Several analysts point out that racism is one of the main engines and expressions of the counter-revolution. This is best illustrated by the fact that the National Assembly is overwhelmingly white, while the Constituent Assembly appointed by Maduro much more accurately reflects the makeup of the country.
“Venezuela is deeply divided politically and there is a financial/wealth divide but so many people are devoted to the revolution,” said Catherine Murphy, a D.C. resident who lived in Venezuela from 2006-2010. “He acted, started to run PDVSA, and the money went to pay for housing, paving streets, providing clean running water and nation-building. It benefitted everyone. He started the Mission Robinson Literacy Program and invited thousands of Cuban doctors who lived in communities practicing medicine for free.”
“Chávez also restored indigenous Ancestral land rights and gave rights that have never been afforded to Afro-Venezuelans. The people who oppose the Venezuelan government and those out here at the embassy in DC are fascists and the elite who can’t handle losing their privilege. The middle class had maids who started going to literacy classes, voting, organizing, mobilizing and having a dignified place in society and these people can’t get used to that.”
The power struggle occurring in the international arena is being played out locally at the Venezuelan embassy in Georgetown. Murphy said she responded to the call put out by activists who have occupied and protected the embassy for almost three weeks. She got there at 1.30 p.m. on May 2, and stayed out there until well past midnight of the next day, she said.
“It was an ugly scene going down,” said Murphy, activist, teacher and director of Maestra, a film that chronicles the year that Fidel Castro orchestrated to dramatically increase Cuba’s literacy rate in 1961. “It was so crazy out there. The Venezuelan opposition are almost all white and reek of privilege based on how they act. It was so aggressive and nasty. I wish I had taken some video.”
“The Venezuelan opposition were right on the edge of being violent,” Murphy said. “They were insulting people saying nasty, disgusting things, making racist, sexist and homophobic comments.
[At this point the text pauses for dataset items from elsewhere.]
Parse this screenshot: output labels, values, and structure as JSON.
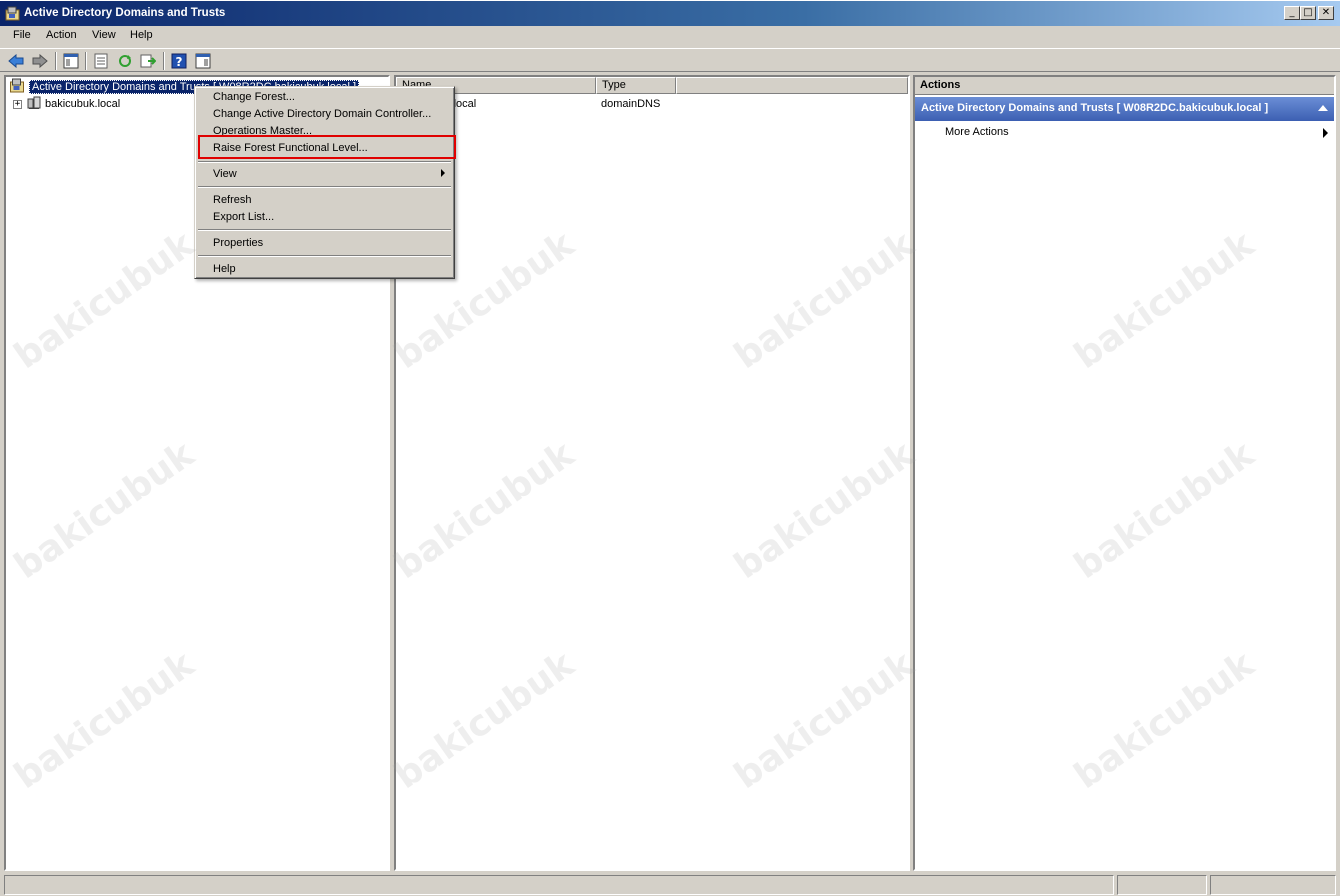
{
  "window": {
    "title": "Active Directory Domains and Trusts",
    "min": "_",
    "max": "□",
    "close": "✕"
  },
  "menu": [
    "File",
    "Action",
    "View",
    "Help"
  ],
  "tree": {
    "root_label": "Active Directory Domains and Trusts [ W08R2DC.bakicubuk.local ]",
    "child_label": "bakicubuk.local",
    "expander": "+"
  },
  "list": {
    "columns": [
      "Name",
      "Type"
    ],
    "rows": [
      {
        "name": "bakicubuk.local",
        "type": "domainDNS"
      }
    ]
  },
  "actions": {
    "header": "Actions",
    "section_title": "Active Directory Domains and Trusts [ W08R2DC.bakicubuk.local ]",
    "more_actions": "More Actions"
  },
  "context_menu": {
    "items": [
      "Change Forest...",
      "Change Active Directory Domain Controller...",
      "Operations Master...",
      "Raise Forest Functional Level...",
      "View",
      "Refresh",
      "Export List...",
      "Properties",
      "Help"
    ],
    "highlighted": "Raise Forest Functional Level..."
  },
  "watermark": "bakicubuk",
  "colors": {
    "selection": "#0a246a",
    "highlight_border": "#e00000",
    "actions_header": "#3c5fb2"
  }
}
They were yelling at a member of embassy staff saying they knew where he lived and would come to get him. That’s some nasty s—. They had bullhorns and emergency sirens and were blasting it forever. It made me think about torture.”
Since Carlos Vecchio went to the embassy and spoke to pro-Guaidó supporters last week, more than 100 of them have laid siege on the embassy building. Guaidó appointed Vecchio as “ambassador.”
Murphy said representatives of almost a dozen organizations have added their support to the Embassy Protection Collective. This includes Code Pink, BYP 100, members of the DMV Black Lives Matter Movement, a Peace and Justice organization from Richmond, the ANSWER Coalition and others.
She said the pro-Guaidó contingent broke through police lines several times and assaulted people bringing food to the Embassy Protection Collective, as well as verbally berating journalists and those who came out to support those occupying the embassy. To her consternation, Murphy said D.C. police and the Secret Service stood by and did nothing. Journalists and supporters of the collective have been sharing video on social media showing the aggressiveness of the other side.
“I didn’t expect to stay that long but I couldn’t leave. I was so concerned,” Murphy said. “The opposition was so horrible. The sirens and yelling went on for 12 f—— hours. The good news is people are still inside. They’re holding it down. The embassy supporters outside held it down too.”